Mubasher: Oil prices on Friday dropped as Russia suggested that it may “softly” ramp up its output after withholding crude production under the supply cut deal with the Organization of the Petroleum Exporting Countries (OPEC).

Brent crudes stood earlier in the day at $78.43 per barrel (pb), shedding 0.5% from their last session and 2.6% down from the record high of $80.50 pb, while US Nymex futures traded at $70.44 pb, 0.4% lower than their last settlement.

The falling prices come ahead of the Baker Hughes data pertaining drill count in the US due later in the day.

On Thursday, Russian energy minister Alexander Novak said that trimming restrictions on oil market supply, on which OPEC and non-OPEC producers, including his country, agreed in 2017, could be eased gradually, if the market is seen returning to balance in June.

“The Russians have always struck me as production cut tourists keen to get off the boat and crank up production as soon as inventories were stabilized and prices once again elevated,” futures brokerage AxiTrader chief market strategist Greg McKenna told Reuters.

“That possibility is top of the mind for traders and as a result oil prices are slipping,” McKenna added.

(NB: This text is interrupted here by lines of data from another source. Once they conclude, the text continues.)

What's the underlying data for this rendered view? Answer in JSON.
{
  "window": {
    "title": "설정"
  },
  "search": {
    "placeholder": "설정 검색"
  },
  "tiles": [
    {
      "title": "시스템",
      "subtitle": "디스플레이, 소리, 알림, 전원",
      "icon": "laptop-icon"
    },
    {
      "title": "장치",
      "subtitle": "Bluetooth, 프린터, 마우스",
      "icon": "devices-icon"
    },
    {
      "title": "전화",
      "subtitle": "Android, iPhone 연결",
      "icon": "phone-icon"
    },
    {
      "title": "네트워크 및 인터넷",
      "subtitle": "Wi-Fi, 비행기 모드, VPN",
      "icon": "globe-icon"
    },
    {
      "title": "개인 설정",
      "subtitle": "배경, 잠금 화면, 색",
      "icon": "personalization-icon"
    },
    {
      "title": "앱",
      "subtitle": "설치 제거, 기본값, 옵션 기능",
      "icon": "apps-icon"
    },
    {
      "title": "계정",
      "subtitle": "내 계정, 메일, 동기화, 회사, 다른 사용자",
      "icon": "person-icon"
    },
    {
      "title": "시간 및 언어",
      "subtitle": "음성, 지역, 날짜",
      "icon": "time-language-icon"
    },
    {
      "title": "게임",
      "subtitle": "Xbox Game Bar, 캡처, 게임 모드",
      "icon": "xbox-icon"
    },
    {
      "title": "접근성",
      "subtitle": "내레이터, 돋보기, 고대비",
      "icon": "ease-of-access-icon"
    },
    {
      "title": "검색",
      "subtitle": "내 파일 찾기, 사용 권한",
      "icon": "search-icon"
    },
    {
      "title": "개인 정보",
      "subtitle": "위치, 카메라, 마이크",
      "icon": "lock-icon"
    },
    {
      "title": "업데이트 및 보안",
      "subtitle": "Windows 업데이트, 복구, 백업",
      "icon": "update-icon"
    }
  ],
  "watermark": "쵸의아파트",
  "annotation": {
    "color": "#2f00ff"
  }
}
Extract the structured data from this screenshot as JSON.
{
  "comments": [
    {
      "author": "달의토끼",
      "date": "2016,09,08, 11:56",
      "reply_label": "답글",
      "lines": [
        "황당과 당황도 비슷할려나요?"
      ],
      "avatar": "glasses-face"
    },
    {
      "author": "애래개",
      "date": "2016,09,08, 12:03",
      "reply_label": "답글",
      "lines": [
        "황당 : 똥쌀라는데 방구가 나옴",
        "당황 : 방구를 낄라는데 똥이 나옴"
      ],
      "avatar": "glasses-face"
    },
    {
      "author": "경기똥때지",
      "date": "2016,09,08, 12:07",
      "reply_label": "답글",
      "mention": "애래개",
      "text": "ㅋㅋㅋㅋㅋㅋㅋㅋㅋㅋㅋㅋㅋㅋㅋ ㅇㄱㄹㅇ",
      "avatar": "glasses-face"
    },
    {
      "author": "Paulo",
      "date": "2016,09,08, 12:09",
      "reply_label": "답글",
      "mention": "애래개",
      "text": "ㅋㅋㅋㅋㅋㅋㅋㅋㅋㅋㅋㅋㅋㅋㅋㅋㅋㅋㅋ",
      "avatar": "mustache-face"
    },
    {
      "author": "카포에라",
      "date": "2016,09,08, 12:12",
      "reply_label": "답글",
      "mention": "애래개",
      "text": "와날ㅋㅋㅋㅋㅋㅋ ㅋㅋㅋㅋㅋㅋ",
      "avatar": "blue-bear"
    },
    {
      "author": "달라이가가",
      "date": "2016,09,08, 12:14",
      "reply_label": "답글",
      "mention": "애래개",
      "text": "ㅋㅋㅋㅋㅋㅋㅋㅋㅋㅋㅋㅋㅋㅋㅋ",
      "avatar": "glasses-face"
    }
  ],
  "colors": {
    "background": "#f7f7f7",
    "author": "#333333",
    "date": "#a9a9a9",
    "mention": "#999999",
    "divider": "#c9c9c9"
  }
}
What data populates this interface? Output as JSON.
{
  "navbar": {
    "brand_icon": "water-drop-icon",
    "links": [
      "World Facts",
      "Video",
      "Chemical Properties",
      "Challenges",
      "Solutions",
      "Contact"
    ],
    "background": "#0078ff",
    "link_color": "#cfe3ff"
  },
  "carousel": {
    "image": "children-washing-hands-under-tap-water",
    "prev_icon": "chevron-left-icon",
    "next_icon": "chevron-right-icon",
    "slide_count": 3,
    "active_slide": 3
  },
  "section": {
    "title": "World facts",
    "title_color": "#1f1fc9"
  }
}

On the other hand, while Russia and OPEC benefit from higher crude prices, which hiked 20% since the end of 2017 on the back of the cut deal, the short supply has allowed other major oil producers like the US, Canada and Brazil to boost their production and gain market share.

By 9:52 am GMT, Nymex crudes plummeted 2.09% to $69.23 pb, while Brent crude futures plunged 2.39% to $76.91 pb, both falling far from multi-year high reached in early May.